Study findings should be interpreted in light of methodologic limitations. Although the sample for this qualitative study was very large compared to other qualitative work on PrEP use (Hojilla et al., 2016; Young, Flowers, & McDaid, 2014a), a longitudinal design would be needed to demonstrate causal associations between PrEP use and sexual communication or behavior. All qualitative data are limited by social desirability bias and the limits of the participant’s individual understanding and insight, and cross-sectional designs are limited by reliance on retrospective accounts of participants’ experiences. The limitation of self-report is particularly relevant with regard to PrEP adherence, which should be measured using more objective measures in future research (Abaasa et al., 2018). Participants were all PrEP users in New York City in 2015–2016, which is unique as an urban area, and thus our findings may reflect previous but not current community norms. Also, half of the sample comprised active substance users, which is likely an over-representation of that experience compared to a community sample.

Conclusions

Despite limitations, this study provides important insights into future directions for clinical and community-based interventions for PrEP users. Clinicians prescribing PrEP should be aware of potential changes in sexual dynamics that may occur in the context of PrEP use at the individual- and partnership-level. Providers should encourage regular STI screening per CDC guidelines (CDC, 2018c), and be prepared to offer PrEP-taking GBM education on STI-HIV risk links, strategies for mitigating STI acquisition, and the importance of rapid STI treatment post-diagnosis. At the community level, public health departments may wish to explore the possibility of peer-driven PrEP education interventions that utilize existing PrEP users as champions for this HIV prevention strategy within their social networks. Previous peer-led interventions among GBM, including those implemented via social media (Young et al., 2014b), may help to increase PrEP uptake among GBM.

This study also offers important future directions for researchers who study sexual behavior among GBM. Additional work is needed on the impact of PrEP on male–male couples. Some research has highlighted motivators and barriers for PrEP use among serodiscordant couples (Brooks et al., 2011), and more work is needed to understand in greater depth how PrEP influences sexual decision-making in seroconcordant couples, especially for men in open relationships who have negotiated agreements about extra-dyadic sexual contact.

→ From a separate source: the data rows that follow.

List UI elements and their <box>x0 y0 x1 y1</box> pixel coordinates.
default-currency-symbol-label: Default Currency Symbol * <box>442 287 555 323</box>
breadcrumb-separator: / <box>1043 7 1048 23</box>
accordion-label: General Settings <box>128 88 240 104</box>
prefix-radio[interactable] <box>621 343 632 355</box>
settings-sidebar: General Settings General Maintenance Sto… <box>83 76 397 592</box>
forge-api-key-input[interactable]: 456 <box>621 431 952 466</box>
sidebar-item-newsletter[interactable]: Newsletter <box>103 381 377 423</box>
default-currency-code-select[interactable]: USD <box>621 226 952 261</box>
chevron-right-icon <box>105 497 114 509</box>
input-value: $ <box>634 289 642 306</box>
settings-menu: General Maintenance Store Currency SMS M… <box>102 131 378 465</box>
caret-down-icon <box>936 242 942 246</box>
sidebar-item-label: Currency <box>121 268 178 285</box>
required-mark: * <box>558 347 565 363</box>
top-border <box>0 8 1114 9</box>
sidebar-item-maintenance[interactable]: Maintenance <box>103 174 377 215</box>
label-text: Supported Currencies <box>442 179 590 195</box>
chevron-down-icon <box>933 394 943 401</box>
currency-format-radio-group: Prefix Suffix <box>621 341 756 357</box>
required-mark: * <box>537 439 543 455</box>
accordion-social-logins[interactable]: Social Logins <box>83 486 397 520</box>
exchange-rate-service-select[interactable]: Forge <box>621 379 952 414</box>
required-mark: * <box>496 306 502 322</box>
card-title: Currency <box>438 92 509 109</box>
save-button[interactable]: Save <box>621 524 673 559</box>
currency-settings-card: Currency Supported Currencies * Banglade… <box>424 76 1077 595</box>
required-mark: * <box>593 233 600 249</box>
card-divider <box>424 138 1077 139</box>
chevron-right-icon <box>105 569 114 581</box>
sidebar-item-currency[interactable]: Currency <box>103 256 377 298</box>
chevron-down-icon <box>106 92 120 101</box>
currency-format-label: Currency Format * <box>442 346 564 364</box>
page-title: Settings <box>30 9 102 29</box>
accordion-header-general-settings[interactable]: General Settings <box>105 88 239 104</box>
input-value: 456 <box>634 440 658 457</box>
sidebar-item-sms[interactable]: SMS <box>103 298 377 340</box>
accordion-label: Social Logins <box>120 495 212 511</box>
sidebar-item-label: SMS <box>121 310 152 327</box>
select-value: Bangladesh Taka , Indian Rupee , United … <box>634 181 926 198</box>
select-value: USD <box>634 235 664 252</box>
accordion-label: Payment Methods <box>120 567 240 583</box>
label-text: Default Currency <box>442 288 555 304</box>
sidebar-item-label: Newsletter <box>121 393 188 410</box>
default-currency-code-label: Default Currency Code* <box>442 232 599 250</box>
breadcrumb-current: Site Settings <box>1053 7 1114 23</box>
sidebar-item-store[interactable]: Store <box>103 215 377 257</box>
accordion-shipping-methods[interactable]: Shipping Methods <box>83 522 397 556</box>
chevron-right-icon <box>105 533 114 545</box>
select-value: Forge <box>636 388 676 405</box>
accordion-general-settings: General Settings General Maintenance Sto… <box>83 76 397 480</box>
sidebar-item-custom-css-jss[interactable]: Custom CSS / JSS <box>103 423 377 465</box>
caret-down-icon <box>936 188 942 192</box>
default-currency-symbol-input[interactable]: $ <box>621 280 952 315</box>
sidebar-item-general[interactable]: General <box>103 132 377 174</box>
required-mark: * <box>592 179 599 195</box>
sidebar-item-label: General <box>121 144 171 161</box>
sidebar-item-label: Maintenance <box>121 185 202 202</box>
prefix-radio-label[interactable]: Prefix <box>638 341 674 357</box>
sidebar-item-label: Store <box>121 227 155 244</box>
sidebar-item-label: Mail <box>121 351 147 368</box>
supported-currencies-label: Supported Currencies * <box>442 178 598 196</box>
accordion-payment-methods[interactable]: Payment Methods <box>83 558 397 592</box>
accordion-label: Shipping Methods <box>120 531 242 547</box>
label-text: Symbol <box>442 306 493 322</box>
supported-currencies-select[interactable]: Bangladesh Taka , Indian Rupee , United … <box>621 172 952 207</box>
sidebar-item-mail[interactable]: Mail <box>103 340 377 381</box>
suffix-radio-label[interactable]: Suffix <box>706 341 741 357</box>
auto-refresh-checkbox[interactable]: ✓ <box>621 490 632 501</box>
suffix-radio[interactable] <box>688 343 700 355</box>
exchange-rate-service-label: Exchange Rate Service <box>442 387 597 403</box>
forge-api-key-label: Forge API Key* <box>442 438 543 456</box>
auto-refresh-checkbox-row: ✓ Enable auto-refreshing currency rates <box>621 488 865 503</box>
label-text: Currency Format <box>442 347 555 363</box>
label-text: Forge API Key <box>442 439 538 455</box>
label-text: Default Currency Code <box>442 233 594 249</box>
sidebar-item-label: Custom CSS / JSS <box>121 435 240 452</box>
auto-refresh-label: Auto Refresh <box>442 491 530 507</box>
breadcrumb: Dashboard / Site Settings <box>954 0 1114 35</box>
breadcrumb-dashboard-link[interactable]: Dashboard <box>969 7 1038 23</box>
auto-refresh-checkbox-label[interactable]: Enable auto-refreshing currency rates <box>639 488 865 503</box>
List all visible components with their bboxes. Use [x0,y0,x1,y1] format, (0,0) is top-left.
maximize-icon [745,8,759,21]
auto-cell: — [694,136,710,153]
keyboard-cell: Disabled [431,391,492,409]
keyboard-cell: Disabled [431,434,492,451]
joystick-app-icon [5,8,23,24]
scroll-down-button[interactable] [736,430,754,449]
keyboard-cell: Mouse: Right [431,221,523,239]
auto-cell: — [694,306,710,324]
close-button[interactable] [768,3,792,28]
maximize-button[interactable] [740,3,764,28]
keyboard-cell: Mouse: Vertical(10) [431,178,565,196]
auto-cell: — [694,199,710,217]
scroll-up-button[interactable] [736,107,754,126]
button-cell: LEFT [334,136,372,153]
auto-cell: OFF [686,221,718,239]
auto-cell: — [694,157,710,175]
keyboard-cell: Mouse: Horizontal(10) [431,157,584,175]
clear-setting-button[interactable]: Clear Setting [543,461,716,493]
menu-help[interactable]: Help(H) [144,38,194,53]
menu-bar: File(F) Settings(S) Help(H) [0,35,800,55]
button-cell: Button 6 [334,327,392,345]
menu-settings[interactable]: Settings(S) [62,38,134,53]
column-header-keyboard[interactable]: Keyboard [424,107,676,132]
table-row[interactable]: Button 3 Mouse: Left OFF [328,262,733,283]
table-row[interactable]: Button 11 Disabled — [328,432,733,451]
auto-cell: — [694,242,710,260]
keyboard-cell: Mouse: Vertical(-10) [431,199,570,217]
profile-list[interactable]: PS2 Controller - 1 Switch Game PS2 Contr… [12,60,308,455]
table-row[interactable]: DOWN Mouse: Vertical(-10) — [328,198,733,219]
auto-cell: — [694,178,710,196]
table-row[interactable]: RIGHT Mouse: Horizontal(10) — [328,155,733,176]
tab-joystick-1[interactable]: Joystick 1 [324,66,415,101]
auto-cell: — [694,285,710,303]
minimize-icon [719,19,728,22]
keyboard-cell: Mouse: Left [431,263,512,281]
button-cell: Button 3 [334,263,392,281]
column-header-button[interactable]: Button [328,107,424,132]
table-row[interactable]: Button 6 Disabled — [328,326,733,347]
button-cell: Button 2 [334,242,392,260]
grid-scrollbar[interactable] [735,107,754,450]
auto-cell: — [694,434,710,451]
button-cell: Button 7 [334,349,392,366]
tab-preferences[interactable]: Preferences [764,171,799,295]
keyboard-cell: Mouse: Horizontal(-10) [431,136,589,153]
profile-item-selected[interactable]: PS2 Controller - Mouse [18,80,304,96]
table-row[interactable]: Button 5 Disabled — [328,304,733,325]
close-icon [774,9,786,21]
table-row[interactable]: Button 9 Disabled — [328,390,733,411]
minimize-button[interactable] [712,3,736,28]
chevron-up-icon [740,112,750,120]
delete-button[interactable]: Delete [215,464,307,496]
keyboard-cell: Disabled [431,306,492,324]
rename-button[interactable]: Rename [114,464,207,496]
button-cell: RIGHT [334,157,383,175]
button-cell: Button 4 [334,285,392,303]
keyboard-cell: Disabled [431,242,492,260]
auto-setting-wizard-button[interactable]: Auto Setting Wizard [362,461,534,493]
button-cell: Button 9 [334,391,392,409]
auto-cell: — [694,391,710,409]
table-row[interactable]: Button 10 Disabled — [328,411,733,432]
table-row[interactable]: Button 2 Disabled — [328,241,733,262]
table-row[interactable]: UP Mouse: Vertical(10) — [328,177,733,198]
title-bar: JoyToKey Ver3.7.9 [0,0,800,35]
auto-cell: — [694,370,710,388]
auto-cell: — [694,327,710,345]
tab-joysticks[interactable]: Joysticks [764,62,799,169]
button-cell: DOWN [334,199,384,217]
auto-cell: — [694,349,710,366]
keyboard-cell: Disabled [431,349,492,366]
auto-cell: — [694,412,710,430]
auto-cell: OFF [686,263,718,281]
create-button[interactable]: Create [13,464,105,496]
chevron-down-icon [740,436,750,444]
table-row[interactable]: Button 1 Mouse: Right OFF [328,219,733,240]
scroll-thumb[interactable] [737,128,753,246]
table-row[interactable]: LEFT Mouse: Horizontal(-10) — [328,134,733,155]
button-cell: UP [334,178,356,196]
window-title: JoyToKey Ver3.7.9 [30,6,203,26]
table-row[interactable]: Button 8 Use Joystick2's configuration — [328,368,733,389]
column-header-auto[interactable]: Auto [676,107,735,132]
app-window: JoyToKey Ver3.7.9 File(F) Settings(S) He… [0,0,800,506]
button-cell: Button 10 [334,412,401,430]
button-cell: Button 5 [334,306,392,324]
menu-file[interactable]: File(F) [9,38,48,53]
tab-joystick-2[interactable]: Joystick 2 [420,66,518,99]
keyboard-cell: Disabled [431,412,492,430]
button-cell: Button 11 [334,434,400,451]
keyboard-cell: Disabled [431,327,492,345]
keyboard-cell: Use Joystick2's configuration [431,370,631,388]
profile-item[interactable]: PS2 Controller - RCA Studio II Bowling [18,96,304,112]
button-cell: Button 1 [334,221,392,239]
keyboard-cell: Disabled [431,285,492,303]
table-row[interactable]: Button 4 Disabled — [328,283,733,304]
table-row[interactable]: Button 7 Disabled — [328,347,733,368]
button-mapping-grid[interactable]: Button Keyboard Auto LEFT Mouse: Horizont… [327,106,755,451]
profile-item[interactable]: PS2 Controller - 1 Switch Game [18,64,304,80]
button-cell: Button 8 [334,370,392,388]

In addition, community-level research that focuses on the role of PrEP in reducing HIV stigma and increasing community cohesion is warranted. HIV stigma has a negative impact on the mental health and well-being of GBM living with HIV (Courtenay-Quirk, C., Wolitski, R. J., Parsons, J. T., Gomez, C. A., & Seropositive Urban Men’s Study Team, 2006), and emerging research has begun to address how PrEP may “bridge the serodivide” among HIV-negative and HIV-positive GBM (Koester et al., 2018). More research is needed in understanding the impact of PrEP on GBM communities over time as PrEP use becomes more commonplace.